YbaB_cc is conserved across multiple bacterial species. (A) Multiple sequence alignment of YbaB/EbfC proteins from different bacterial species using MultAlin software (red—high consensus residues, blue—low consensus residues, at the given position). (B) Structural superposition of the modeled YbaB_Cc protein with structural homologs. The modeled protein (colored green and shown in cartoon representation) is a homodimer, as seen in the structural homologs from E. coli (PDB id: 1PUG) colored light blue. Another structural homolog from Haemophilus influenza (PDB id:1J8B) colored magenta is in monomeric form.
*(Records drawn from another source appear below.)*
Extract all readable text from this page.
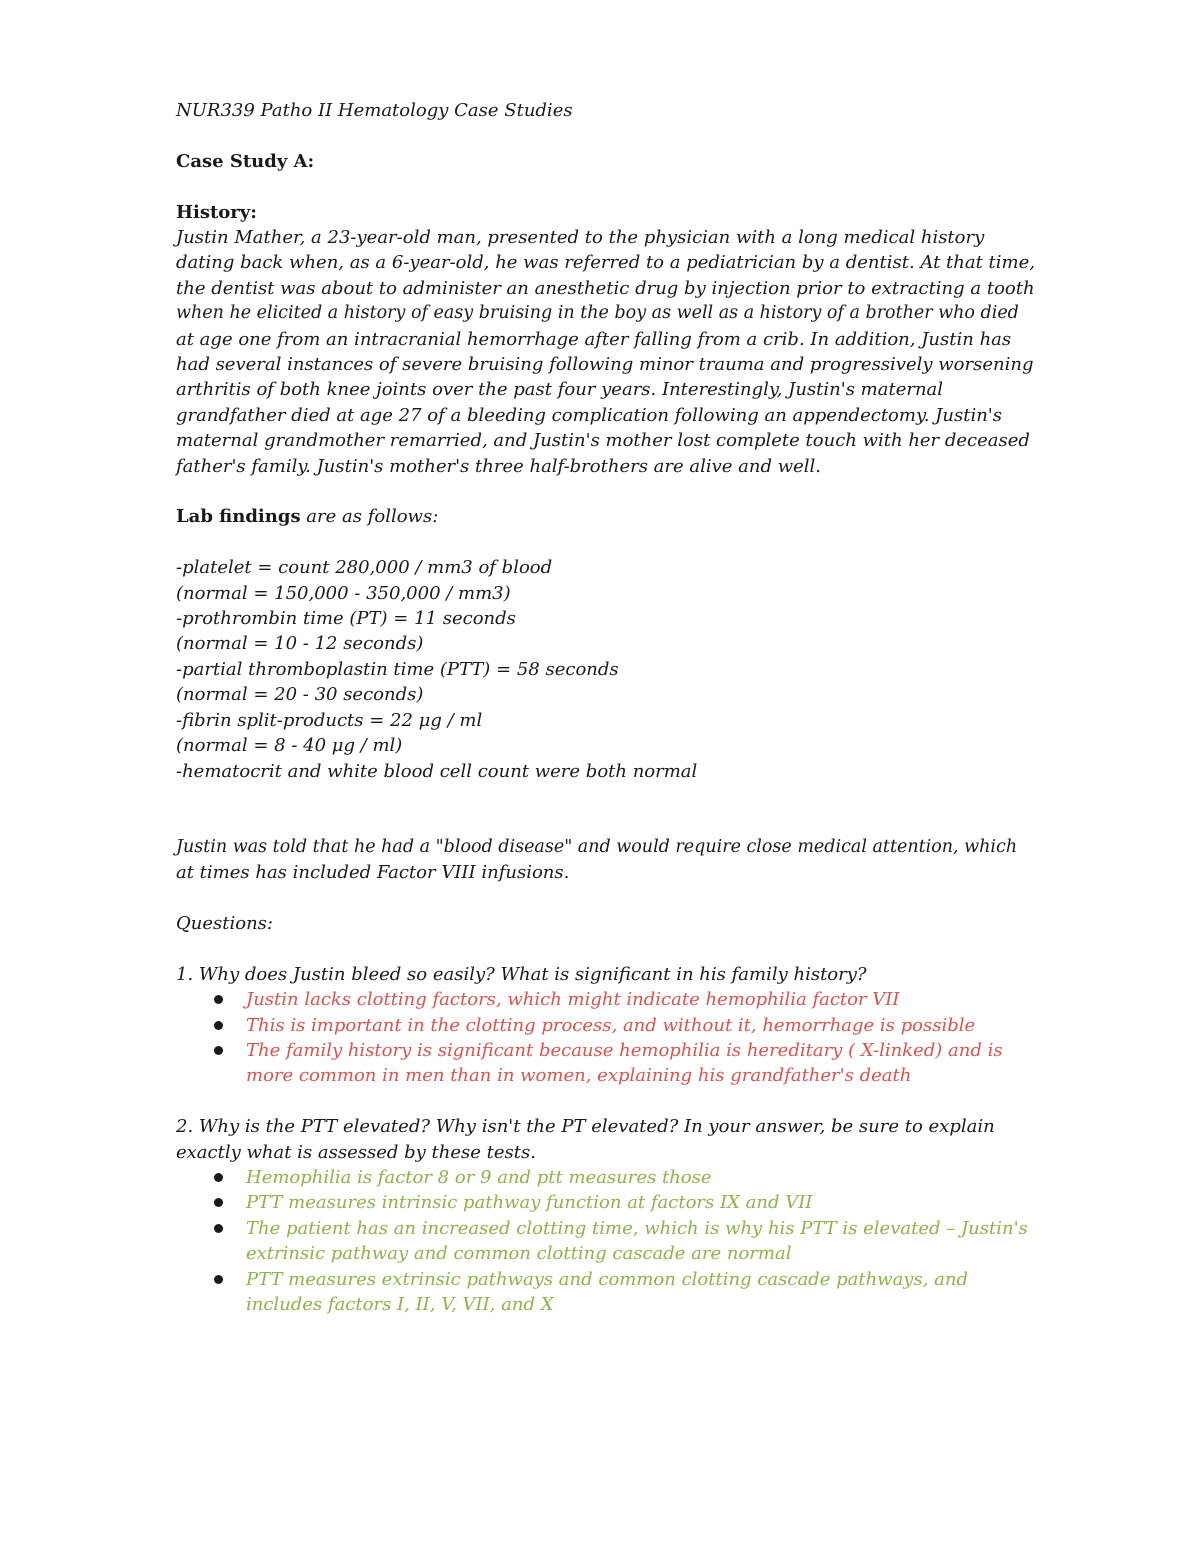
NUR339 Patho II Hematology Case Studies
Case Study A:
History:
Justin Mather, a 23-year-old man, presented to the physician with a long medical history
dating back when, as a 6-year-old, he was referred to a pediatrician by a dentist. At that time,
the dentist was about to administer an anesthetic drug by injection prior to extracting a tooth
when he elicited a history of easy bruising in the boy as well as a history of a brother who died
at age one from an intracranial hemorrhage after falling from a crib. In addition, Justin has
had several instances of severe bruising following minor trauma and progressively worsening
arthritis of both knee joints over the past four years. Interestingly, Justin's maternal
grandfather died at age 27 of a bleeding complication following an appendectomy. Justin's
maternal grandmother remarried, and Justin's mother lost complete touch with her deceased
father's family. Justin's mother's three half-brothers are alive and well.
Lab findings are as follows:
-platelet = count 280,000 / mm3 of blood
(normal = 150,000 - 350,000 / mm3)
-prothrombin time (PT) = 11 seconds
(normal = 10 - 12 seconds)
-partial thromboplastin time (PTT) = 58 seconds
(normal = 20 - 30 seconds)
-fibrin split-products = 22 μg / ml
(normal = 8 - 40 μg / ml)
-hematocrit and white blood cell count were both normal
Justin was told that he had a "blood disease" and would require close medical attention, which
at times has included Factor VIII infusions.
Questions:
1. Why does Justin bleed so easily? What is significant in his family history?
Justin lacks clotting factors, which might indicate hemophilia factor VII
This is important in the clotting process, and without it, hemorrhage is possible
The family history is significant because hemophilia is hereditary ( X-linked) and is
more common in men than in women, explaining his grandfather's death
2. Why is the PTT elevated? Why isn't the PT elevated? In your answer, be sure to explain
exactly what is assessed by these tests.
Hemophilia is factor 8 or 9 and ptt measures those
PTT measures intrinsic pathway function at factors IX and VII
The patient has an increased clotting time, which is why his PTT is elevated – Justin's
extrinsic pathway and common clotting cascade are normal
PTT measures extrinsic pathways and common clotting cascade pathways, and
includes factors I, II, V, VII, and X
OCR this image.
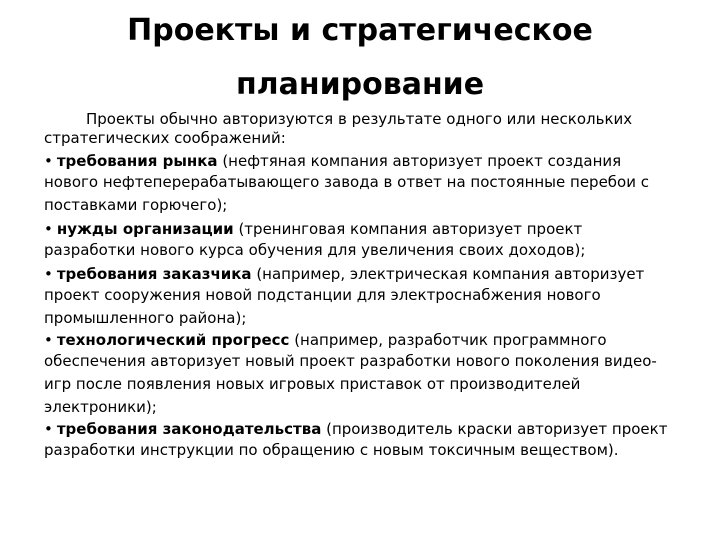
Проекты и стратегическое
планирование
Проекты обычно авторизуются в результате одного или нескольких
стратегических соображений:
• требования рынка (нефтяная компания авторизует проект создания
нового нефтеперерабатывающего завода в ответ на постоянные перебои с
поставками горючего);
• нужды организации (тренинговая компания авторизует проект
разработки нового курса обучения для увеличения своих доходов);
• требования заказчика (например, электрическая компания авторизует
проект сооружения новой подстанции для электроснабжения нового
промышленного района);
• технологический прогресс (например, разработчик программного
обеспечения авторизует новый проект разработки нового поколения видео-
игр после появления новых игровых приставок от производителей
электроники);
• требования законодательства (производитель краски авторизует проект
разработки инструкции по обращению с новым токсичным веществом).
Image made using PyMOL. (C) Protein-DNA docking model of YbaB_Cc (shown in cartoon and surface representation colored in secondary structure) is observed to bind to the DNA motif (5′-ATGTAACAGCTGAATGTAACAA-3′) as obtained from HADDOCK web server. The insets show the orientation of side chains of the interacting residues in stick representation (colored cyan). (D) Schematic representation of the ybaB/ebfC gene locus with adjacent genes in various bacteria. This arrangement of genes appears to be conserved in most bacteria that harbor YbaB/EbfC proteins. (E) YbaB homologs in alpha proteobacteria. Genomes displaying YbaB homologs with more than 40% sequence identity are labeled in red and proteins having identity below 40% are labeled in orange. Bacterial genomes with no YbaB homologs are labeled in yellow.